I know when I break fast at the end of the day my stomach appreciates it if I eat fruit first, then prepare my meal and then eat something more substantial.
Now, being an American I can’t get the whole day without food or water without thinking of foods I would love to eat. There are many downsides to this, as you can imagine. I think the biggest downfall to it for me so far is I think of American food I would love to eat, but won’t have access to for the foreseeable future. What I really want is to walk through the grocery store dropping everything bad for you into my cart, Poptarts, Cinnamon Toast Crunch, Captain Crunch Crunch Berries, ingredients for Puppy Chow, bags of candy. To stop on the way home, pick up Chinese, then pizza. Afterwards run to Dairy Queen and get maybe a Hot Fudge Sundae, or maybe get a Turtle Sundae at Culvers. If I go to Culvers, or Red Robin, or anywhere they’re sold I need cheese curds or mozzarella sticks. Don’t forget about the cheeseburger, that is also important and needed. It’s a sick fantasy that gets me nowhere. The only “fast food” you can find near me without going to Tamale is rice. As I’ve already said, it’s best if I don’t think of food.

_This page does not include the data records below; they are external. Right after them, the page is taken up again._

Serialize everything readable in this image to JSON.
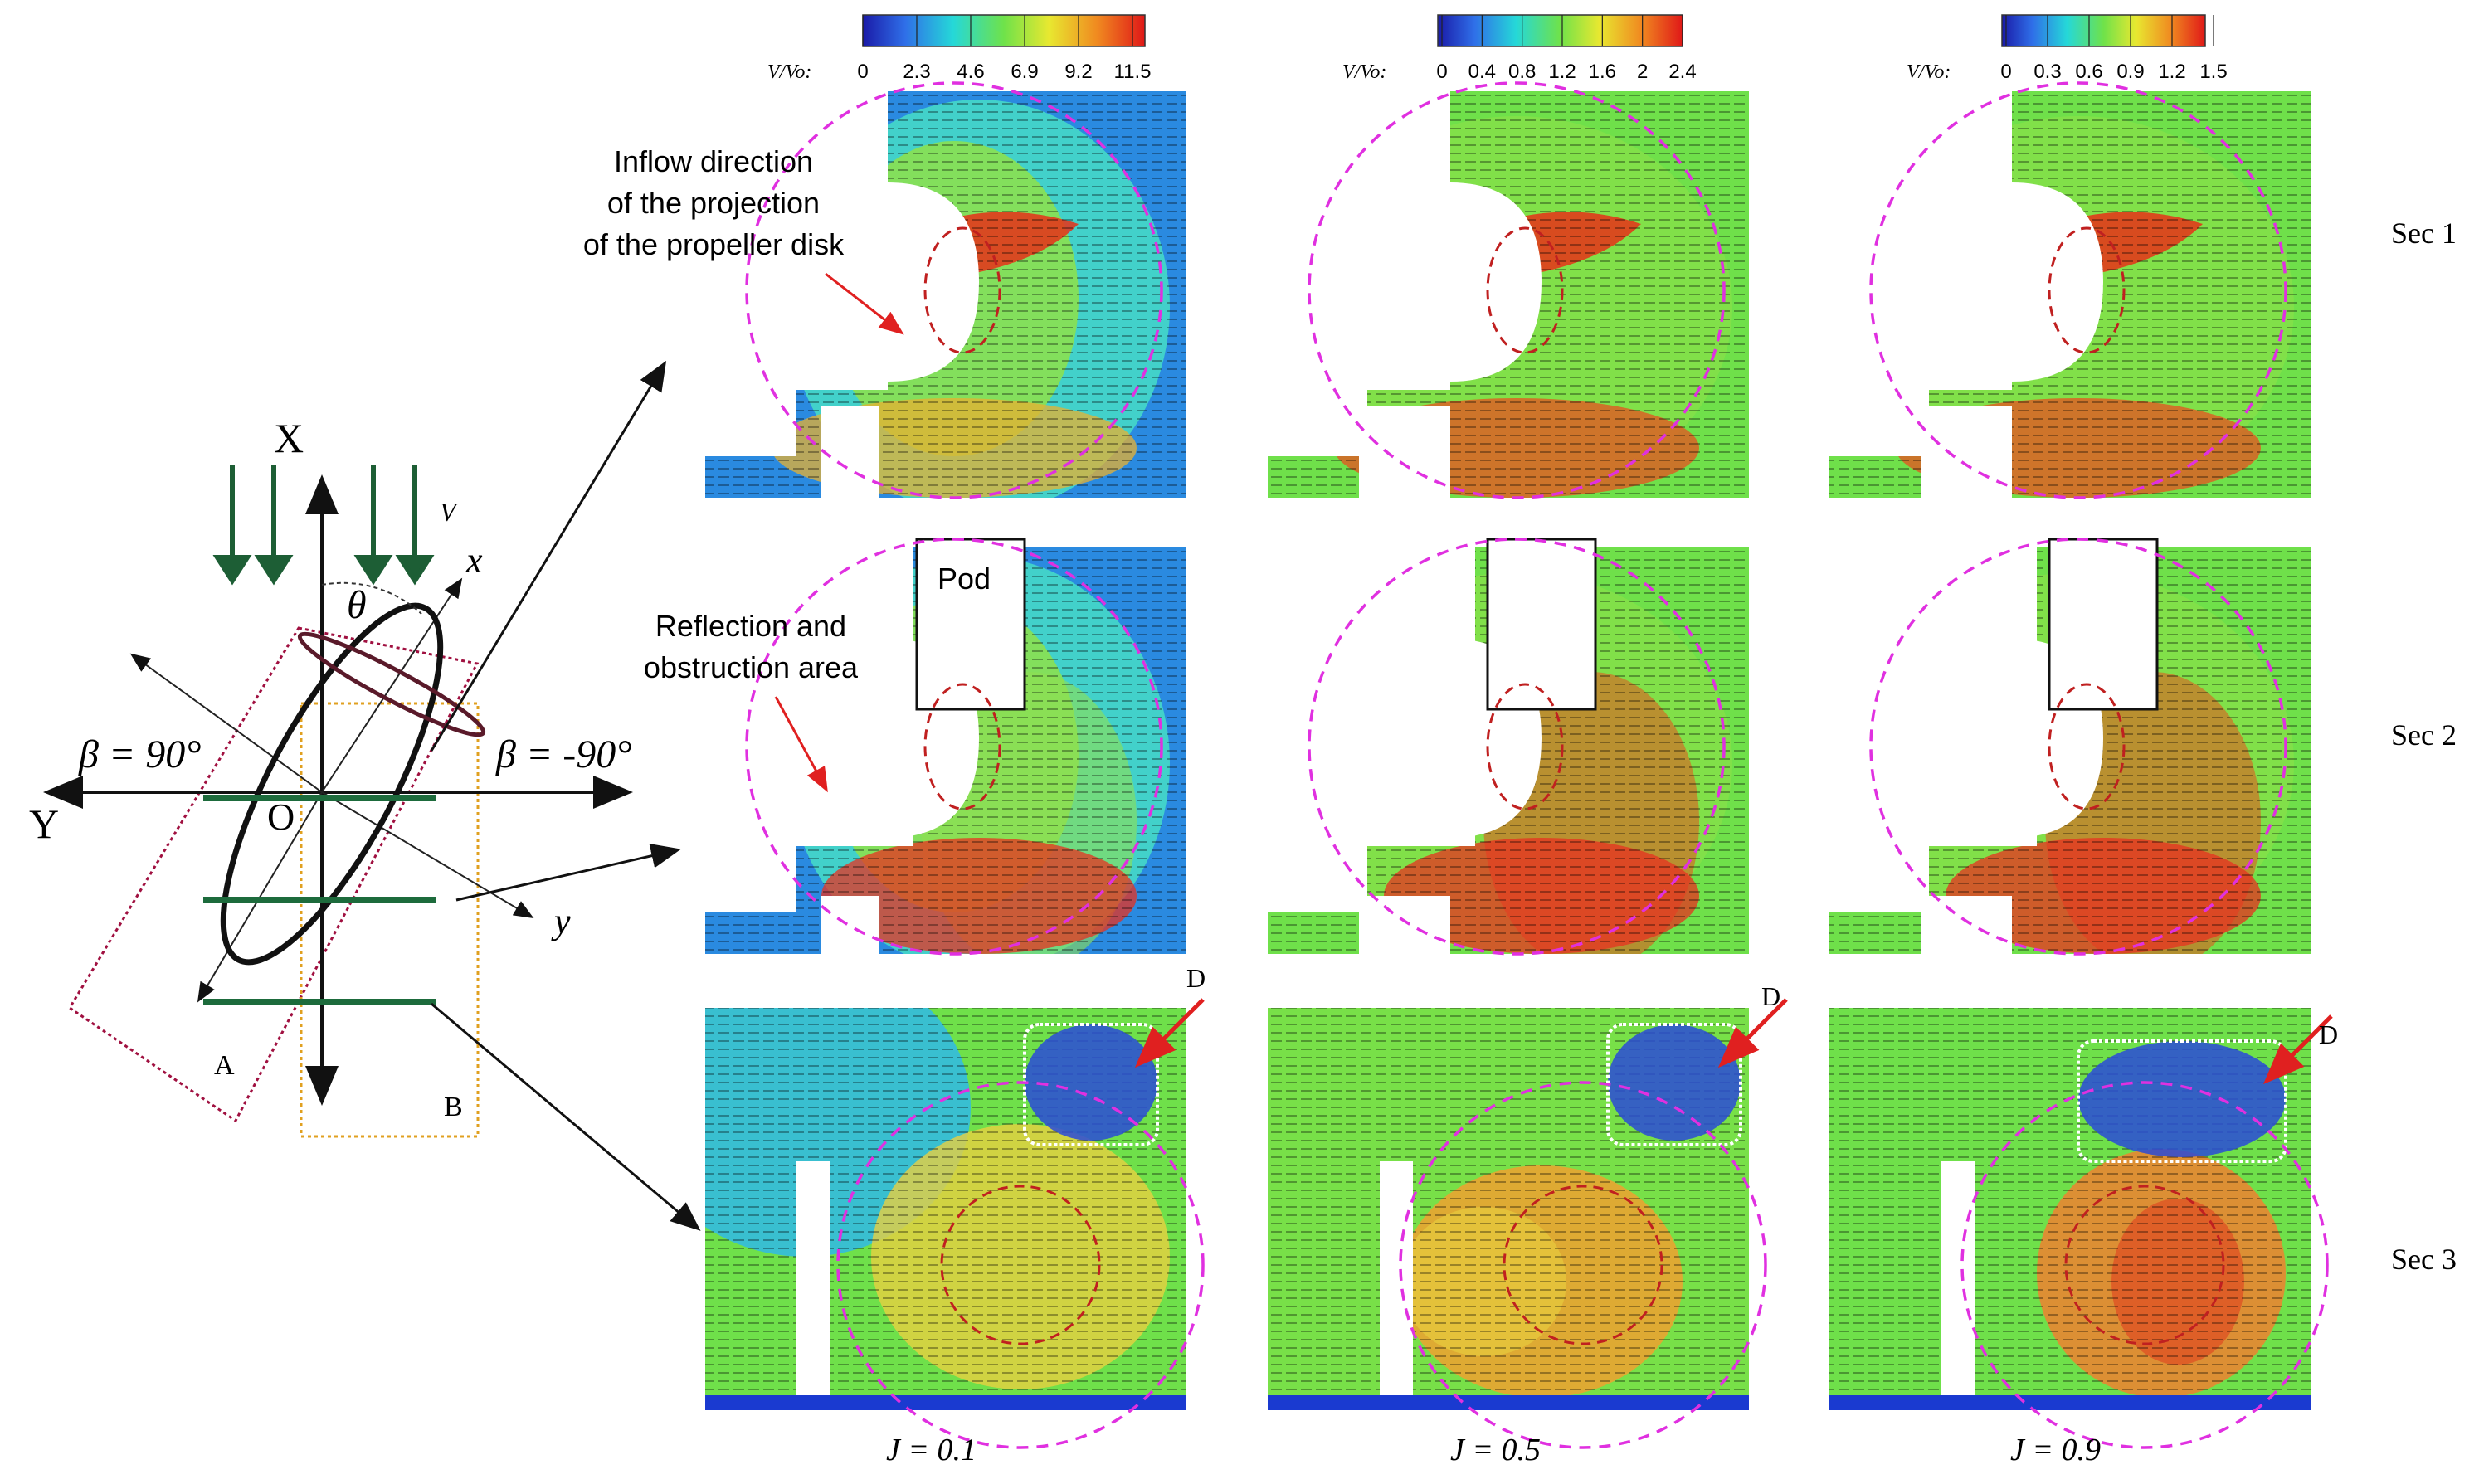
{
  "colorbars": [
    {
      "label": "V/Vo:",
      "ticks": [
        "0",
        "2.3",
        "4.6",
        "6.9",
        "9.2",
        "11.5"
      ]
    },
    {
      "label": "V/Vo:",
      "ticks": [
        "0",
        "0.4",
        "0.8",
        "1.2",
        "1.6",
        "2",
        "2.4"
      ]
    },
    {
      "label": "V/Vo:",
      "ticks": [
        "0",
        "0.3",
        "0.6",
        "0.9",
        "1.2",
        "1.5"
      ]
    }
  ],
  "columns": [
    "J = 0.1",
    "J = 0.5",
    "J = 0.9"
  ],
  "rows": [
    "Sec 1",
    "Sec 2",
    "Sec 3"
  ],
  "annotations": {
    "inflow": [
      "Inflow direction",
      "of the projection",
      "of the propeller disk"
    ],
    "pod": "Pod",
    "reflection": [
      "Reflection and",
      "obstruction area"
    ],
    "d_label": "D"
  },
  "schematic": {
    "axis_X": "X",
    "axis_Y": "Y",
    "axis_x": "x",
    "axis_y": "y",
    "origin": "O",
    "velocity": "V",
    "theta": "θ",
    "beta_left": "β = 90°",
    "beta_right": "β = -90°",
    "label_A": "A",
    "label_B": "B"
  },
  "colors": {
    "inflow_arrow": "#1d5e35",
    "section_line": "#1d6b3c",
    "propeller": "#111111",
    "disk_edge": "#5a1a2a",
    "box_A": "#a01040",
    "box_B": "#e0a020",
    "magenta_circle": "#e030e0",
    "red_circle": "#c02020",
    "red_arrow": "#e02020"
  }
}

With having one week of fasting left it makes counting days seem sillier. I know that when the moon is not there at night, the next day the fasting is over and we will have the Sallah Celebration. I know that Jochem and I fully intent to going all out on a Western meal when we are able to. Along with this, I look forward to the day I go to Tamale or market and can eat again. Until that happens though, I immerse my thoughts into my day and how lucky I am to be in Northern Ghana and in my village. Despite my fantasies of grocery stores with every kind of fruit I could want, there honestly isn’t any other place I would want to be. I wanted to join the Peace Corps for so long, and my application process was so long I can’t help but be thankful for this place I have ended up in. So, unlike the others around me, I don’t count my days but I count my friends and the number of ways that I am lucky for the life I live. This helps me get through 14 hours of not eating or drinking, but still being as active as possible. This helps me remember that although I may have a bad moment, it’s worth it. Something amazing happens when you take a step back from your life to evaluate what you have, don’t think about what you don’t. It doesn’t do any good to think of what you don’t have, it only makes you lose perspective on what you do have. I look forward to the end of fasting, the same as everyone around me, but I hope I maintain my perspective. That is one benefit that I could not have anticipated when I swore to participate in this religious event.